His staff drifted in, all sleep deprived and anxious to see if the day would take a dramatic turn away from the direction it was headed. They gathered in the main conference room, around the long table still cluttered with the debris of the night before. Carlos gathered empty pizza boxes and beer bottles, while Samantha Thomas served coffee and bagels. Robbie, trying to appear upbeat, replayed for the gang his conversation with Fred Pryor about the surreptitious recording from the strip club. Pryor himself had not yet arrived.

The phone started ringing. No one wanted to answer it. The receptionist was not in yet. “Somebody punch ‘Do Not Disturb,’ ” Robbie barked, and the phone stopped ringing.

Aaron Rey walked from room to room, looking out the windows. The television was on, but muted.

Bonnie entered the conference room and said, “Robbie, I just checked the phone messages for the past six hours. Nothing important.
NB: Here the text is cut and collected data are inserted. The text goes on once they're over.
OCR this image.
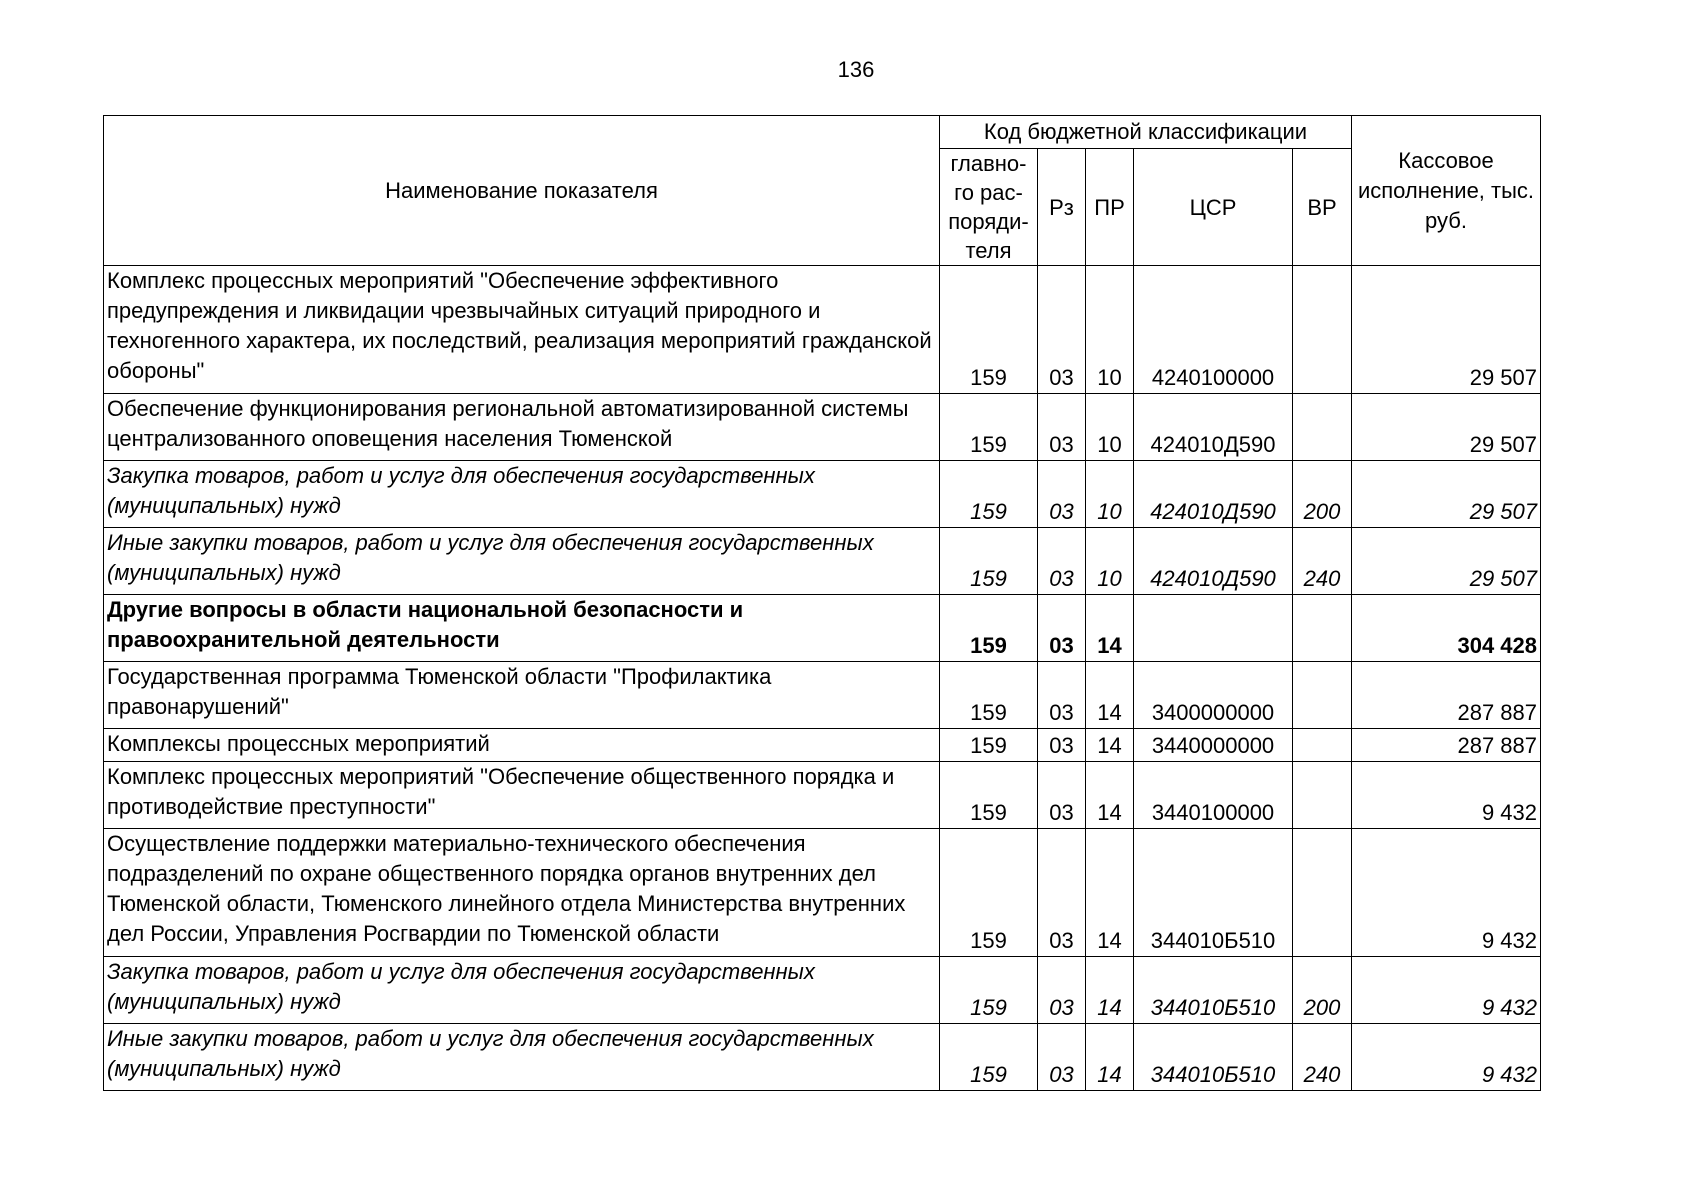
136
Наименование показателя	Код бюджетной классификации					Кассовое исполнение, тыс. руб.
	главно-го рас-поряди-теля	Рз	ПР	ЦСР	ВР	
Комплекс процессных мероприятий "Обеспечение эффективного предупреждения и ликвидации чрезвычайных ситуаций природного и техногенного характера, их последствий, реализация мероприятий гражданской обороны"	159	03	10	4240100000		29 507
Обеспечение функционирования региональной автоматизированной системы централизованного оповещения населения Тюменской	159	03	10	424010Д590		29 507
Закупка товаров, работ и услуг для обеспечения государственных (муниципальных) нужд	159	03	10	424010Д590	200	29 507
Иные закупки товаров, работ и услуг для обеспечения государственных (муниципальных) нужд	159	03	10	424010Д590	240	29 507
Другие вопросы в области национальной безопасности и правоохранительной деятельности	159	03	14			304 428
Государственная программа Тюменской области "Профилактика правонарушений"	159	03	14	3400000000		287 887
Комплексы процессных мероприятий	159	03	14	3440000000		287 887
Комплекс процессных мероприятий "Обеспечение общественного порядка и противодействие преступности"	159	03	14	3440100000		9 432
Осуществление поддержки материально-технического обеспечения подразделений по охране общественного порядка органов внутренних дел Тюменской области, Тюменского линейного отдела Министерства внутренних дел России, Управления Росгвардии по Тюменской области	159	03	14	344010Б510		9 432
Закупка товаров, работ и услуг для обеспечения государственных (муниципальных) нужд	159	03	14	344010Б510	200	9 432
Иные закупки товаров, работ и услуг для обеспечения государственных (муниципальных) нужд	159	03	14	344010Б510	240	9 432
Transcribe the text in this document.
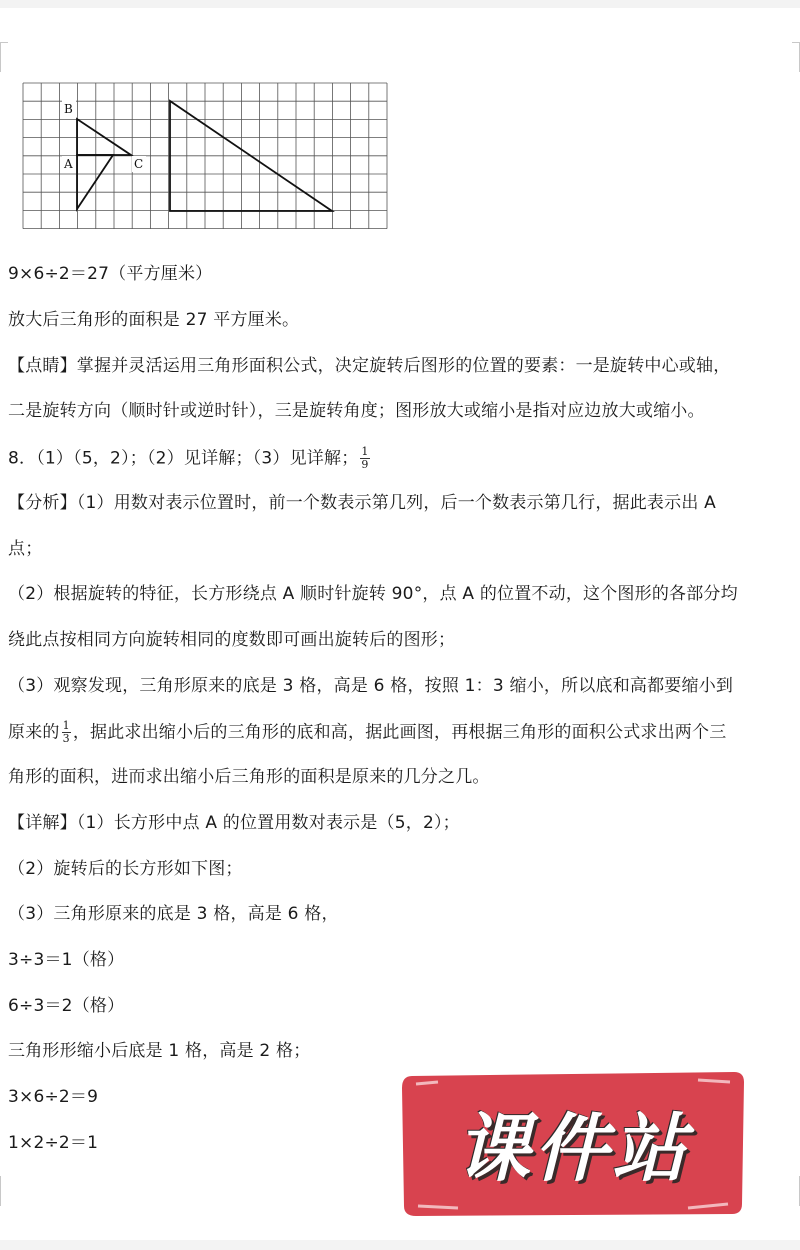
B
A	C
9×6÷2＝27（平方厘米）
放大后三角形的面积是 27 平方厘米。
【点睛】掌握并灵活运用三角形面积公式，决定旋转后图形的位置的要素：一是旋转中心或轴，
二是旋转方向（顺时针或逆时针），三是旋转角度；图形放大或缩小是指对应边放大或缩小。
8．（1）（5，2）；（2）见详解；（3）见详解； $\frac{1}{9}$
【分析】（1）用数对表示位置时，前一个数表示第几列，后一个数表示第几行，据此表示出 A
点；
（2）根据旋转的特征，长方形绕点 A 顺时针旋转 90°，点 A 的位置不动，这个图形的各部分均
绕此点按相同方向旋转相同的度数即可画出旋转后的图形；
（3）观察发现，三角形原来的底是 3 格，高是 6 格，按照 1：3 缩小，所以底和高都要缩小到
原来的 $\frac{1}{3}$ ，据此求出缩小后的三角形的底和高，据此画图，再根据三角形的面积公式求出两个三
角形的面积，进而求出缩小后三角形的面积是原来的几分之几。
【详解】（1）长方形中点 A 的位置用数对表示是（5，2）；
（2）旋转后的长方形如下图；
（3）三角形原来的底是 3 格，高是 6 格，
3÷3＝1（格）
6÷3＝2（格）
三角形形缩小后底是 1 格，高是 2 格；
3×6÷2＝9
1×2÷2＝1	课件站
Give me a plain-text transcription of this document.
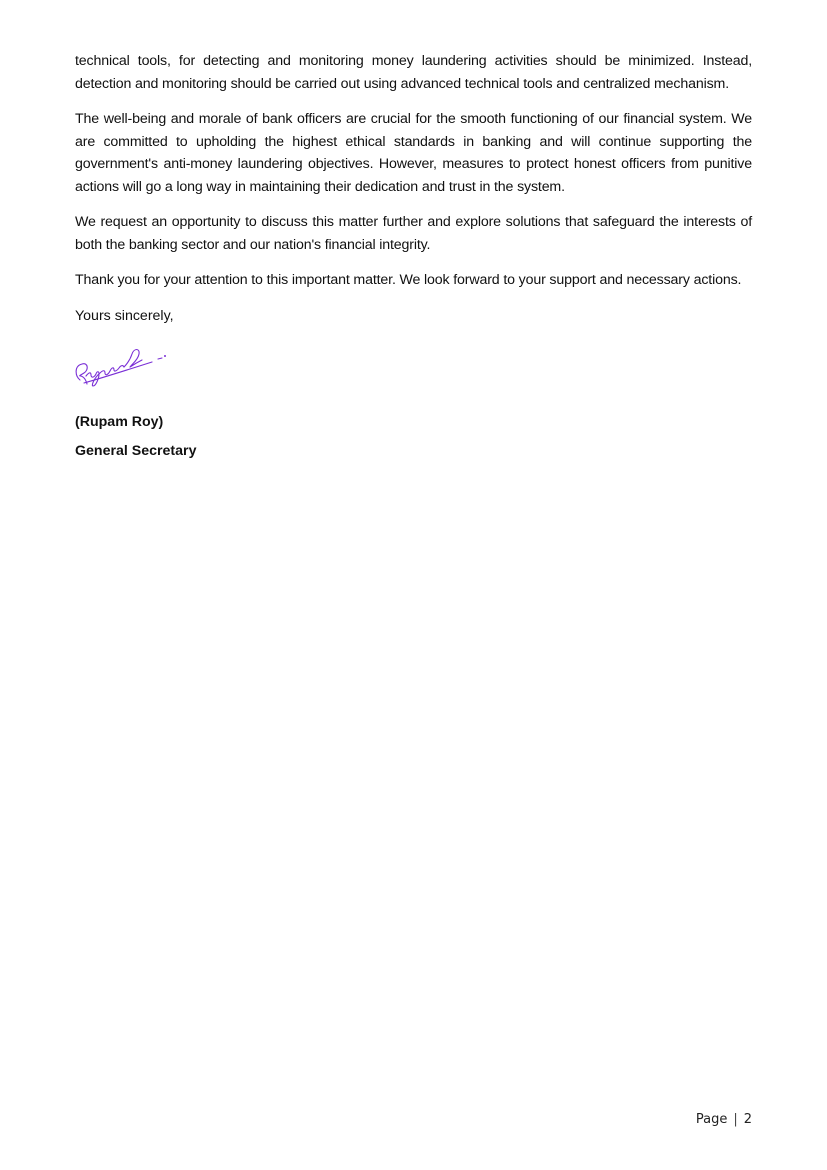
technical tools, for detecting and monitoring money laundering activities should be minimized. Instead, detection and monitoring should be carried out using advanced technical tools and centralized mechanism.

The well-being and morale of bank officers are crucial for the smooth functioning of our financial system. We are committed to upholding the highest ethical standards in banking and will continue supporting the government's anti-money laundering objectives. However, measures to protect honest officers from punitive actions will go a long way in maintaining their dedication and trust in the system.

We request an opportunity to discuss this matter further and explore solutions that safeguard the interests of both the banking sector and our nation's financial integrity.

Thank you for your attention to this important matter. We look forward to your support and necessary actions.

Yours sincerely,

(Rupam Roy)

General Secretary

Page | 2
Just a couple of death threats, and a couple of rednecks happy the big day is finally here.”

“No call from the governor?” Robbie asked.

“Not yet.”

“What a surprise. I’m sure he lost sleep like the rest of us.”

———

Keith would eventually frame the speeding ticket, and because of it he would always know exactly what he was doing at 5:50 a.m. on Thursday, November 8, 2007. The location wasn’t clear, because there was no town in sight. Just a long, empty stretch of I-35, somewhere north of Ardmore, Oklahoma.

The trooper was hiding in some trees in the median, and as soon as Keith saw him and glanced at his speedometer, he knew he was in trouble. He hit his brakes, slowed considerably, and waited a few seconds. When the blue lights appeared, Boyette said, “Oh, shit.”

“Watch your language.” Keith was braking hard and hurrying to the shoulder.

“My language is the least of your problems. What’re you gonna tell him?”

“That I’m sorry.”

“What if he asks what we’re doing?”

“We’re driving down the highway, maybe a bit too fast, but we’re okay.”